Rehabilitating Our Approach to Gay Men Who Use Drugs

Much of the writing on HIV prevention is loaded with punitive clichés about gay men that highlight psychological deficits, lack of self control, and prevention fatigue. Perhaps the most repeated one since the onset of the epidemic suggests that the majority of gay men are into drugs and couldn’t care less about becoming infected while enjoying their substances.

While these clichés have persisted throughout the epidemic, a closer look at statistics shows a more nuanced portrait of gay men. The Sex Now survey (Canada’s largest survey of gay and bisexual men) showed that the vast majority of gay men report no risk for HIV in the previous year (70 percent) nor did most report any use of party drugs over the same time period (85 percent), not even once.

One issue of concern emerging from the Sex Now survey, however, is that gay men who do use drugs are nearly twice as likely to report HIV risk. Other researchers have also demonstrated this relationship. But concluding that “drugs = uncontrolled gay men = risky sex ”, and that health professionals should focus their efforts on eradicating drug use among gay men to prevent HIV, ignores the complexity of gay men’s lives and the reasons they engage in both risky sex and substance use. For example, a recent UK study looking into the narratives of gay men who use drugs suggests that only a small minority were unable to control their behaviour when doing drugs. For others, risky sex was a decision made independently of drug use, while others enjoyed their sex lives and substances without any HIV risk.

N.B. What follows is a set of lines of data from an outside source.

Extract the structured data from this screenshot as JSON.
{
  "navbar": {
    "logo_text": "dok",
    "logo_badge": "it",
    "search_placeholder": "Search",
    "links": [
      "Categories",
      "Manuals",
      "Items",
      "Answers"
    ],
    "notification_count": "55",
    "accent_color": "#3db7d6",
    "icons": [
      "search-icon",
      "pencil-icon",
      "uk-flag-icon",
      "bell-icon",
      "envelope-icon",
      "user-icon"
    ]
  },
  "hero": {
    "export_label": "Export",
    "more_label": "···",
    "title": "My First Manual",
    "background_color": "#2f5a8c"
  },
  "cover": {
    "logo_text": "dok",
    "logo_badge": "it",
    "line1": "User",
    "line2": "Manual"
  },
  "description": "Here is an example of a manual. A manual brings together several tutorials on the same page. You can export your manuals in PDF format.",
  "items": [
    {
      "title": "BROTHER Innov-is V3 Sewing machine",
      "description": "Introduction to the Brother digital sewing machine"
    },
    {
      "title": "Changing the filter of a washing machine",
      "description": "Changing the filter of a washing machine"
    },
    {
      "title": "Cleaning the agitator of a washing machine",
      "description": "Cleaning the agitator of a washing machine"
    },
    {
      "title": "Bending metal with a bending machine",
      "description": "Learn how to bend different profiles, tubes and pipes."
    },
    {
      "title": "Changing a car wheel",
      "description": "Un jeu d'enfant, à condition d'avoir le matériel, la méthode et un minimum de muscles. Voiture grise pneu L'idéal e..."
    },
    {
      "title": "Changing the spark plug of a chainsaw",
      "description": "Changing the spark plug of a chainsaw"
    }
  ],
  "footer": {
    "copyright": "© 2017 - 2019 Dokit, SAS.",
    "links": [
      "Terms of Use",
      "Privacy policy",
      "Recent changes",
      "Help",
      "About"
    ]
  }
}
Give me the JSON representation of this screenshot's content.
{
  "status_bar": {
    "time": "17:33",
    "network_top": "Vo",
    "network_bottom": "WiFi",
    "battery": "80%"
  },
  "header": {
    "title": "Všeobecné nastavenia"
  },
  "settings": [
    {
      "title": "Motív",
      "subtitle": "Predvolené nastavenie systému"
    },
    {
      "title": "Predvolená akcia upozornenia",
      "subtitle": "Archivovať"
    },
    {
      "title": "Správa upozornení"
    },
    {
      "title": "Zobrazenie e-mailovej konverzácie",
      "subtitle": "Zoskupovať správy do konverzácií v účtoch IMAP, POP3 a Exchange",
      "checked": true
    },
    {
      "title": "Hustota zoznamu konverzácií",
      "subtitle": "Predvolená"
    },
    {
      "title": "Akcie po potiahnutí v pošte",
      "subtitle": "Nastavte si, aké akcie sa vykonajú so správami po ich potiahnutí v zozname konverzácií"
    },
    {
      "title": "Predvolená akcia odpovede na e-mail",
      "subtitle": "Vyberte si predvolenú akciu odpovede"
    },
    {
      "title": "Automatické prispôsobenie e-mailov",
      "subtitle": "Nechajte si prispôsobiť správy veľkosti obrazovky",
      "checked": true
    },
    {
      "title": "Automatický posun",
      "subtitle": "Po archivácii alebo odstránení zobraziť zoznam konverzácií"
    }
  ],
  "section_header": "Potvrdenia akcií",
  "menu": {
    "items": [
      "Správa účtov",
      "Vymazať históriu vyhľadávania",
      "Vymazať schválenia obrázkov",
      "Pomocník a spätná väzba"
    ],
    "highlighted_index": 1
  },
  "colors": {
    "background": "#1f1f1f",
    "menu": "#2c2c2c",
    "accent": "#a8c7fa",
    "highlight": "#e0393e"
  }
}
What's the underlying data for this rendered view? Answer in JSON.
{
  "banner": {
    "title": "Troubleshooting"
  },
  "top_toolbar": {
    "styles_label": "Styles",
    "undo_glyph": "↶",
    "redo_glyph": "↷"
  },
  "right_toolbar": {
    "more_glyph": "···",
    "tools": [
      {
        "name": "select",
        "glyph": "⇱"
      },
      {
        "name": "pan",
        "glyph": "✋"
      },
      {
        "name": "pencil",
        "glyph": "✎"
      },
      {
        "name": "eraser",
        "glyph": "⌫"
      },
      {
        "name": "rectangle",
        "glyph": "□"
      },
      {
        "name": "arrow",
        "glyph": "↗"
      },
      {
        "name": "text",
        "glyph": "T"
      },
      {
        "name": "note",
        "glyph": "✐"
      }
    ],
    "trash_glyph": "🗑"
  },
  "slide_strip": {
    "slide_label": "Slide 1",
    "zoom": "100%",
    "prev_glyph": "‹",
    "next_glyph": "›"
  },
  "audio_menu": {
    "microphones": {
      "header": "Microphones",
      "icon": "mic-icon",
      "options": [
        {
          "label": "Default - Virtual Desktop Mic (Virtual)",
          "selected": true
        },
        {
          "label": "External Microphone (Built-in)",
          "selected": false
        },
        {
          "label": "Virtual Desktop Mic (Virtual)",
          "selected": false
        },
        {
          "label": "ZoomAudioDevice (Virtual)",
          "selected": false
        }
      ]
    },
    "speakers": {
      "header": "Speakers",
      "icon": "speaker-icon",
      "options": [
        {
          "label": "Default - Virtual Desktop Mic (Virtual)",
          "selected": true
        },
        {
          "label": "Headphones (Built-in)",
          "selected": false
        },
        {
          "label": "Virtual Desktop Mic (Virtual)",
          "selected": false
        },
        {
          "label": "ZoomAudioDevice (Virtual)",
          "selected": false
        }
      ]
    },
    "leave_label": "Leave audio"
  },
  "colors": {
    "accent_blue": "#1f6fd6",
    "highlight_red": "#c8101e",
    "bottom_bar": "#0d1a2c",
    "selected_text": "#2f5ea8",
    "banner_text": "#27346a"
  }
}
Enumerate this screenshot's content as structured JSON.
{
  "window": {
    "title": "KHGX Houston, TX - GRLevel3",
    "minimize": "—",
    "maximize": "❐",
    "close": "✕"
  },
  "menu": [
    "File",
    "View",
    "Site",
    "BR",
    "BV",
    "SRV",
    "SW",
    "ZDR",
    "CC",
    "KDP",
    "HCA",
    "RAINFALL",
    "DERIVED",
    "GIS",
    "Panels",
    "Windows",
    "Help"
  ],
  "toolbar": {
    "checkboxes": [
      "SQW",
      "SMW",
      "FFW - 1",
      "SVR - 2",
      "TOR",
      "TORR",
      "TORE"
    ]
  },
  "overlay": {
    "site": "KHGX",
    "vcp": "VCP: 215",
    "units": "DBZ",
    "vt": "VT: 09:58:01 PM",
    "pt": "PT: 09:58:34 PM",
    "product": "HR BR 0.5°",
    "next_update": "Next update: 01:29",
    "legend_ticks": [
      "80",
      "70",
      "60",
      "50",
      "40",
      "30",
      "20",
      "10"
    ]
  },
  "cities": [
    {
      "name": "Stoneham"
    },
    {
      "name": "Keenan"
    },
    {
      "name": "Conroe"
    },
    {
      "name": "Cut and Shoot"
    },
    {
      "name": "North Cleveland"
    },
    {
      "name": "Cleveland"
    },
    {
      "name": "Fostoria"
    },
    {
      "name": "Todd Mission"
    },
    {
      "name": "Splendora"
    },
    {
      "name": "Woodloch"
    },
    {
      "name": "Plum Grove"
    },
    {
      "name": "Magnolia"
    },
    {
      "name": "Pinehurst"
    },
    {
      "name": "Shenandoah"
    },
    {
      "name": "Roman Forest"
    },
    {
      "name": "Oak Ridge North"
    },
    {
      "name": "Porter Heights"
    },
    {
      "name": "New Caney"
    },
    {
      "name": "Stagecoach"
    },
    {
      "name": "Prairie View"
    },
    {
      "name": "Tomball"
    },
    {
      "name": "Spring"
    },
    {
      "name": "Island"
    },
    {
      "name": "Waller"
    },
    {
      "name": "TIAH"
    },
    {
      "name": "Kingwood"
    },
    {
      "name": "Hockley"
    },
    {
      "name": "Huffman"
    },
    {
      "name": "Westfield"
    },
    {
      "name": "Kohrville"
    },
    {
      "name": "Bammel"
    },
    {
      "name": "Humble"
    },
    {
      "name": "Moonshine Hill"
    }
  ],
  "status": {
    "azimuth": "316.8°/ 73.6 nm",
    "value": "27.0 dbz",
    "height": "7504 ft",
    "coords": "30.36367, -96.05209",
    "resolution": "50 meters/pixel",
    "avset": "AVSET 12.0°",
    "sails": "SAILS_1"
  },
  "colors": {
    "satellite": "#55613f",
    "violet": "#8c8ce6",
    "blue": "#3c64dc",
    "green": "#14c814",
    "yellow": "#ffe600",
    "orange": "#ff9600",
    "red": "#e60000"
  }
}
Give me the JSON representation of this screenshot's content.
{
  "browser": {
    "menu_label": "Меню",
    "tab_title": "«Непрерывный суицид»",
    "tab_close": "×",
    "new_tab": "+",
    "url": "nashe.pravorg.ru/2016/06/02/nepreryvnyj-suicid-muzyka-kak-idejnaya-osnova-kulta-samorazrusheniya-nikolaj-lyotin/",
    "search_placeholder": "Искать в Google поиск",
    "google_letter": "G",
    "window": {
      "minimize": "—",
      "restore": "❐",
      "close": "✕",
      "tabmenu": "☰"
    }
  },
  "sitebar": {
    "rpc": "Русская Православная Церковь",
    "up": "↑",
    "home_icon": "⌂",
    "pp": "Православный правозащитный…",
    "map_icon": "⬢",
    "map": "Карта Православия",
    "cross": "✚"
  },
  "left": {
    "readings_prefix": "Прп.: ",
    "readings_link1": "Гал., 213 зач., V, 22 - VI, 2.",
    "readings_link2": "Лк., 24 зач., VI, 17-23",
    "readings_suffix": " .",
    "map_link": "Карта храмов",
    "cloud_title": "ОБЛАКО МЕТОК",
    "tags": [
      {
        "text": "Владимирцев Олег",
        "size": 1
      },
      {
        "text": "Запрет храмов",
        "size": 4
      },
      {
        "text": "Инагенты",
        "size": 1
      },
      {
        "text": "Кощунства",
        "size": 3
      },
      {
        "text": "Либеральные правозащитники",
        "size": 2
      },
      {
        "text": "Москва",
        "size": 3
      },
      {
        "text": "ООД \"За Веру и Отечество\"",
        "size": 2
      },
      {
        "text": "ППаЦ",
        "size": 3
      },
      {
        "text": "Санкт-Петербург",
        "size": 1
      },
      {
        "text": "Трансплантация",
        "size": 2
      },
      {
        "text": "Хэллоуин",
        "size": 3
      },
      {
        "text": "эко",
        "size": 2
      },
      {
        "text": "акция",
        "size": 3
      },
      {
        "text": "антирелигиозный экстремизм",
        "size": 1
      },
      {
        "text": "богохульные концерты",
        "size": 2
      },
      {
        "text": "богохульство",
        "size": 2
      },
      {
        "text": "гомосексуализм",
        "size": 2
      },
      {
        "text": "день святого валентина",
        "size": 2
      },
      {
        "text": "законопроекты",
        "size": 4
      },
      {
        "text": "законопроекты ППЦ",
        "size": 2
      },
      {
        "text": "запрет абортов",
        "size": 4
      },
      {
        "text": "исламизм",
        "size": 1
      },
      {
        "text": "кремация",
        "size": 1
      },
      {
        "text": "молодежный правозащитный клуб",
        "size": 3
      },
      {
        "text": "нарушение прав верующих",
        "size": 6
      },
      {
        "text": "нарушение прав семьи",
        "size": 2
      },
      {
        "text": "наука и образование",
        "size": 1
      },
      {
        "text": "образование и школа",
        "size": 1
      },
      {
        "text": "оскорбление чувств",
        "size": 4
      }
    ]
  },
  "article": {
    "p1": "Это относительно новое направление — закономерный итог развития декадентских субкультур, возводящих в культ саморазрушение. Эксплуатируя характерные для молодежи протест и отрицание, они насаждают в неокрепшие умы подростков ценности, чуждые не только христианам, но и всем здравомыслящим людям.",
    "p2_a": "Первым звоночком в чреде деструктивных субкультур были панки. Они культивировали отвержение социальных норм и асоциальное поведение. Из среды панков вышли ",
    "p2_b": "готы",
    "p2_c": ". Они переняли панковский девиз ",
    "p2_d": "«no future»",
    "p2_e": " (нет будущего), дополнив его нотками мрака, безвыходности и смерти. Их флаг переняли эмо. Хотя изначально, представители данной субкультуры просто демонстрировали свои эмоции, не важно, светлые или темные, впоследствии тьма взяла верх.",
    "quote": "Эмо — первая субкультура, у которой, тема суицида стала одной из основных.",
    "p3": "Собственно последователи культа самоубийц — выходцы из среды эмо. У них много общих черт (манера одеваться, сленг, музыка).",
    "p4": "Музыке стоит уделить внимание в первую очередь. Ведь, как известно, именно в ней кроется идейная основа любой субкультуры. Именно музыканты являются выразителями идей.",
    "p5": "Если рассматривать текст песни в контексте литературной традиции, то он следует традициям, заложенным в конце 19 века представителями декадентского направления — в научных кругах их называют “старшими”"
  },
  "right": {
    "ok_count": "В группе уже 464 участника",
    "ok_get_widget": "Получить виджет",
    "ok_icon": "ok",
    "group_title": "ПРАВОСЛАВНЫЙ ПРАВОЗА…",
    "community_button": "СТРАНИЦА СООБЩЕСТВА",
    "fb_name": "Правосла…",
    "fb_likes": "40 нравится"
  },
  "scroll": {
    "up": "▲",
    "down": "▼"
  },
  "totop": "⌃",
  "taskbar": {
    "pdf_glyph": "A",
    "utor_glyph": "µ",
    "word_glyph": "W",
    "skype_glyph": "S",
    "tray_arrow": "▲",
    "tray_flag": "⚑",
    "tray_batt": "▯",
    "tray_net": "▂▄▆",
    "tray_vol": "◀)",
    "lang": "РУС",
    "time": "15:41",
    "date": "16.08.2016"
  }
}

Moreover, the explanation for higher sexual risk among drug using gay men may not actually reside in drug use itself. In Sex Now, gay men who reported drug use were also likely to report an array of other psychosocial difficulties such as depression, anxiety, suicidality, experiences of violence and homophobia and episodes of binge drinking. All these factors are known in the HIV literature to increase one’s vulnerability to HIV.

Finally, it is important to consider how public health and community agencies have generally responded to the prevention needs of drug using gay men. A recent review of prevention activities in BC demonstrated that the gay drug-using population is largely ignored by prevention. Initiatives that have been implemented have tended to focus on warning gay men against the danger of mixing drugs and sex, while doing very little to empower more informed decisions. Again, this strategy does not attend to gay men’s needs – most men are familiar with the danger of drugs with sex. Fear-based campaigns ignore the co-occurring factors and health problems gay men may be experiencing in conjunction with drug use. A strategy that focuses on educating solely on the risks of drugs reinforces the cliché that gay men cannot make rational decisions.

Rather than blaming gay men, we need a more positive approach to sex and drug research that examines gay men’s experiences with substances beyond a statistical correlation with risky sex. This research needs to take into account the burden of other health issues in this sub-population. We should demand targeted health promotion initiatives that reflect gay men’s real needs and work to reduce the bias of the public health field which appears to have issues with both gay sex and substance use.

olivier ferlatte

Author: Olivier Ferlatte, Research Education Director at the Community-Based Research Centre for Gay Men’s Health, Vancouver.

**Please note that the material presented here does not necessarily imply endorsement or agreement by individuals at the Centre for Addictions Research of BC

2 Replies to “Rehabilitating Our Approach to Gay Men Who Use Drugs”

  1. Gay men need to stop doing drugs and having uninhibited sex. This will decrease transmission of HIV and allow them to live healthier lives. They also need to grow up and cross their legs. We are more than the sum total of our sexual impulses!
    Public health doesn’t have an issue with gay men or gay men’s health. There are many public health initiatives that focus on MSM health but the uptake of these tends to be very low when you are strung out on G, T, E, or M.
    You are not doing a service to anyone by burying some basic facts among all this nonsense.

  2. I strongly believe that a focus on empowerment: self-esteem, positive body image, and spiritual connection (in any form) will make the greatest difference in the lives of those who are presently making risky choices.

    HIV research has shown the self-esteem and body image issues are significant precursors to seroconversion. And we know them to be linked to drug use, as well – some more than others.

    After decades of fighting the “outside” for our rights and freedoms, for respect and acceptance, from the political front to our own families and social circles – I believe we have all but ignored the home front, and our internal/mental well-being. How do we develop supportive community, as an alternate to the pervasive bitchiness most experience? How do we feel connected to a higher sense of purpose?

    To me – efforts in this area will far outweigh campaigns that take a punitive – or even positive – approach to sex and drugs. As they say in NLP, create the pictures in people’s heads of what you DO want them to do. That’s the ticket.